C'est un document extrêmement sérieux, constitué d'experts indépendants, fondé sur des auditions de spécialistes et une large revue de la littérature scientifique internationale. L'étude ne dit pas que les salles de consommation sont la solution miracle à la dépendance, mais qu'elles peuvent être un moyen de plus pour réduire le VIH et l'hépatite C, qui restent à des taux très élevés parmi les consommateurs de drogue (près de la moitié des usagers de drogues sont contaminés par l'hépatite C et 1 sur 10 par le VIH) ! Elles permettent surtout de faire rentrer dans le système de soins des usagers très marginalisés, aux pratiques risquées, qui ont d'abord besoin de consommer des drogues dans un endroit médicalisé et sûr. Dans ces salles, on peut ensuite les orienter vers des traitements de substitution, des soins ou du sevrage : c'est très loin du prosélytisme dénoncé par certains !
Mais les riverains ont souvent peur de l'installation de ces salles. C'est le cas à Paris : un projet est envisagé depuis des années près de la gare du Nord, mais il est très contesté…
Les riverains, souvent confrontés dans ce quartier à des prises de drogue dans la rue ou leur cage d'escalier, ne sont pas tous opposés au principe. On caricature souvent leur position. Ils ont avant tout peur que la situation n'empire. Certains craignent pour leurs enfants, pour le prix de l'immobilier, ou s'inquiètent d'un afflux d'usagers, de files d'attente devant les salles, d'autres voudraient que la salle soit dans un hôpital, qu'il y ait plus de médecins. Ces craintes sont compréhensibles, mais la réalité est tout autre. Les expériences étrangères montrent que ces salles réduisent les nuisances pour les riverains. Il y a moins de seringues dans les rues, moins d'injections dans les cages d'escalier, moins d'actes de délinquance. Ailleurs, les réticences initiales ont toujours été dépassées. L'expérimentation dans plusieurs villes en France va permettre de quitter le domaine de la morale ou de l'idéologie et d'évaluer concrètement si ce dispositif est ou non pertinent pour la France.
Malgré cette avancée, la politique de la France en matière de lutte contre les drogues reste très répressive. Est-ce que ça marche pour réduire les risques et la consommation ?
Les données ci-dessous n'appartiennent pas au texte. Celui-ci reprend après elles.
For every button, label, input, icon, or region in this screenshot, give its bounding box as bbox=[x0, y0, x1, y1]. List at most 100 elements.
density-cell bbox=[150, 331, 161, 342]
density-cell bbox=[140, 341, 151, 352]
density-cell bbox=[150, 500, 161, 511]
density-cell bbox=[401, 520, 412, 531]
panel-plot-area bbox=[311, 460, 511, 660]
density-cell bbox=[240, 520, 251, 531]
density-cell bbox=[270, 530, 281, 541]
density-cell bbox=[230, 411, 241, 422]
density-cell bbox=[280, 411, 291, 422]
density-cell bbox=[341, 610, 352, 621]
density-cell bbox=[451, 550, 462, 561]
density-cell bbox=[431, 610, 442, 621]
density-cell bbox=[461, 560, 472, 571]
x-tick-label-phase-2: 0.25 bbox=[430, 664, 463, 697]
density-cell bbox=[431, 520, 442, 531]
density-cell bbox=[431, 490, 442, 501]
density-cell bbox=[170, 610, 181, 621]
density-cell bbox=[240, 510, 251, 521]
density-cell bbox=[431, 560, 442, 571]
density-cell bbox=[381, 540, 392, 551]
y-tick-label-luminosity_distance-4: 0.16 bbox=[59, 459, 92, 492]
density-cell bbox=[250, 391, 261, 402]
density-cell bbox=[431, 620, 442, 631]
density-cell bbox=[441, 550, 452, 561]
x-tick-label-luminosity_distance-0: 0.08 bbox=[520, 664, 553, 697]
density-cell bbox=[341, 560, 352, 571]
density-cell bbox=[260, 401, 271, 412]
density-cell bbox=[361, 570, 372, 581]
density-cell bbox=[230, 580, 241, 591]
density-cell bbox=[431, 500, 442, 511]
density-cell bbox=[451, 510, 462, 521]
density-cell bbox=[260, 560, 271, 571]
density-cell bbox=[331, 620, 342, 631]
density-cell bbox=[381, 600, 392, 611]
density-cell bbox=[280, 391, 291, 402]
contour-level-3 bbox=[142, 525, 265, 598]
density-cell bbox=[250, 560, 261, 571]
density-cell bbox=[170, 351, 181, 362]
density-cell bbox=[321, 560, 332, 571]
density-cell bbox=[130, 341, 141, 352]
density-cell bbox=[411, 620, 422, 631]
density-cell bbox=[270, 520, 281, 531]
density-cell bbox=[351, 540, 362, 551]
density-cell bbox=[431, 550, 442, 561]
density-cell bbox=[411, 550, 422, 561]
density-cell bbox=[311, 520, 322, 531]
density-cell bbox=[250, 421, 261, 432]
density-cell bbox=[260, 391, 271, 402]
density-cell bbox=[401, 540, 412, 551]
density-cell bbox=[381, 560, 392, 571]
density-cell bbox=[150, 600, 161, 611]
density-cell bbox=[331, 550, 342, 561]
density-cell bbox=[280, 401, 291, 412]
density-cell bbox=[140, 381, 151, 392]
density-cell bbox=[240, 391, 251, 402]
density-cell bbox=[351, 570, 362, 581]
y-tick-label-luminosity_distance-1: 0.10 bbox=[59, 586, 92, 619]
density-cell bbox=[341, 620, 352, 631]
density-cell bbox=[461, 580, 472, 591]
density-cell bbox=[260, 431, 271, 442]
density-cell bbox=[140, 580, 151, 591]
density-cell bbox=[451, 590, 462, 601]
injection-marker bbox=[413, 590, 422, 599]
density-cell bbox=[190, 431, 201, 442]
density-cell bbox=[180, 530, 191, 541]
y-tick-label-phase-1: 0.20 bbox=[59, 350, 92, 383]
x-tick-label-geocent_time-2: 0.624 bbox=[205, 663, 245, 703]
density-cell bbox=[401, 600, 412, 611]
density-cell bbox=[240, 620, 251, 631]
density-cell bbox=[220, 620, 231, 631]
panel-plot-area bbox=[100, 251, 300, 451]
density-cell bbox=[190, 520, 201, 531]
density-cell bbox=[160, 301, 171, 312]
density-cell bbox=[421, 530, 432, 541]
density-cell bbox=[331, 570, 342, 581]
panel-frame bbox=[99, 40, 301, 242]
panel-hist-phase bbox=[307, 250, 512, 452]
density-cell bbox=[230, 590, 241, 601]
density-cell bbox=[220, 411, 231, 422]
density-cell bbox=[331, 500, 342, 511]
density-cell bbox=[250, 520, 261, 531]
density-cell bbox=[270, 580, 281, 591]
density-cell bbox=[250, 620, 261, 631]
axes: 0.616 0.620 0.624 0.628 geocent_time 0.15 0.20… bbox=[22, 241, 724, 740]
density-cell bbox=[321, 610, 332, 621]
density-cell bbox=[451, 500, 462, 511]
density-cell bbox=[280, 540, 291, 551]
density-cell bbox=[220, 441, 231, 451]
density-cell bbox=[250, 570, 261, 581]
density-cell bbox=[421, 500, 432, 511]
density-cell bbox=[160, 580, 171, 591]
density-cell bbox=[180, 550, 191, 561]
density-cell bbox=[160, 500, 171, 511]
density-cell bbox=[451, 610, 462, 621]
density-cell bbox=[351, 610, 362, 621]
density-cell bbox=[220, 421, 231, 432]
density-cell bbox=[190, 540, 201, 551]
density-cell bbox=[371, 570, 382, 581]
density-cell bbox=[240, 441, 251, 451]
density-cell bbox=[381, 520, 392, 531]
Interdire l'usage des drogues n'empêche pas les gens de consommer : la France a une politique répressive vis-à-vis de l'usage du cannabis, et pourtant la consommation est forte. Aux Pays-Bas, au contraire, l'usage de drogue n'est pas criminalisé, et la consommation est plus faible. Ce n'est pas pour autant qu'on peut affirmer qu'il y ait une relation causale entre la politique choisie et le niveau de consommation de drogues dans un pays. En revanche, ce qui est prouvé dans la littérature internationale, c'est que criminaliser augmente l'exposition aux risques. La prévalence du VIH ou de l'hépatite C est très importante en Russie, où la criminalisation est forte et l'accès aux soins quasi inexistant. En France, nous sommes dans une position intermédiaire. En tout cas, plus on s'attachera à la santé des publics concernés, plus on réduira les risques de transmission du VIH ou de l'hépatite C. Au passage, cela permettra à la société de faire des économies. Il n'y a pas de vérité absolue dans le domaine des drogues, il faut fonder les politiques publiques sur des évidences scientifiques et non sur de l'idéologie. L'exemple des salles de consommation est intéressant car c'est une expérimentation qui est proposée, l'évaluation permettra de voir si cela marche ou pas pour la France.